The Parker family -- patriarch Frank (Bill Sage), eldest Iris (Ambyr Childers), middle child Rose (Julia Garner) and Rory, (Jack Gore) -- are understandably devastated. But while Mrs. Parker's death won't stop them from their annual feast, it does expose the fractures and cracks in the Parker family's roles and relationships -- and also draws the eye of Doc Barrow (Michael Parks, in fine form), the local M.D. whose daughter disappeared years ago, and who starts to put unlikely pieces together as the death and the storm literally dig up and expose the proof of past wrongdoing ...
In some ways, "We Are What We Are" is an improvement on the original -- there's more backstory as to how the Parkers came to their traditions, an interestingly fundamentalist re-write of the family's motives and means, plus a series of nice what-the-hell scares and startling jumps when the film, and the Parker's secret way of life in their sleepy town, come to a close. The cast is excellent --- Childers and Garner are believable as sisters and reluctant participants, Sage is impassive (perhaps, occasionally, too much so -- it might have been nice to see a flash of charisma and enthusiasm from his silent, dour father) and set in his faith, and Parks hits the right note as a pillar of the town with his own drives and desires. Kelly McGillis and Wyatt Russell also do more than you might expect with seemingly-small parts.

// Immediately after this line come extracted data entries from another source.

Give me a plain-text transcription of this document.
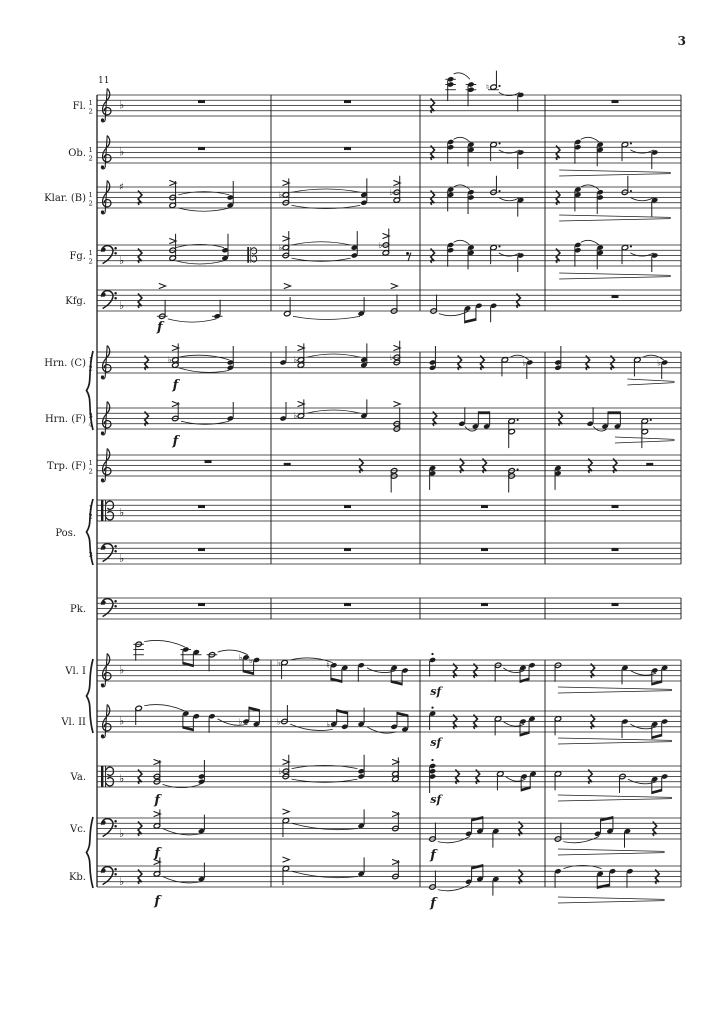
3
11
Pos.
♭
♮
Fl. 1
2
♭
Ob. 1
2
♯
♭	♭
Klar. (B) 1
2
♭
♭	♭
Fg. 1
2
♭
f
Kfg.
♭
f
♭	♭
♭	♭
Hrn. (C) 1
2
f
♭
Hrn. (F) 3
4
Trp. (F) 1
2
♭
1
2
♭
3
Pk.
♭
♭ ♭	♭	♮
sf
Vl. I
♭	♭	♭	♭
sf
Vl. II
♭
f
♭
sf
Va.
♭
f	f
Vc.
♭
f	f
Kb.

"We Are What We Are" also benefits from the distinctive cinematography (blue-steel skies dropping rain, leafy foliage growing from dark rot) of Ryan Samul, and also the superb work of the production design and wardrobe staff and the production design of Russell Barnes -- the Parker home is lived-in and yet timeless, stuck in the past and the busy center of a dangerous present. Through addition, adaptation and change -- as well as a degree of restraint you wouldn't expect in a film about, you know, a family of cannibals -- "We Are What We Are" is a re-make that succeeds superbly while remaining true to the strange and sad intimately grotesque spirit of the original.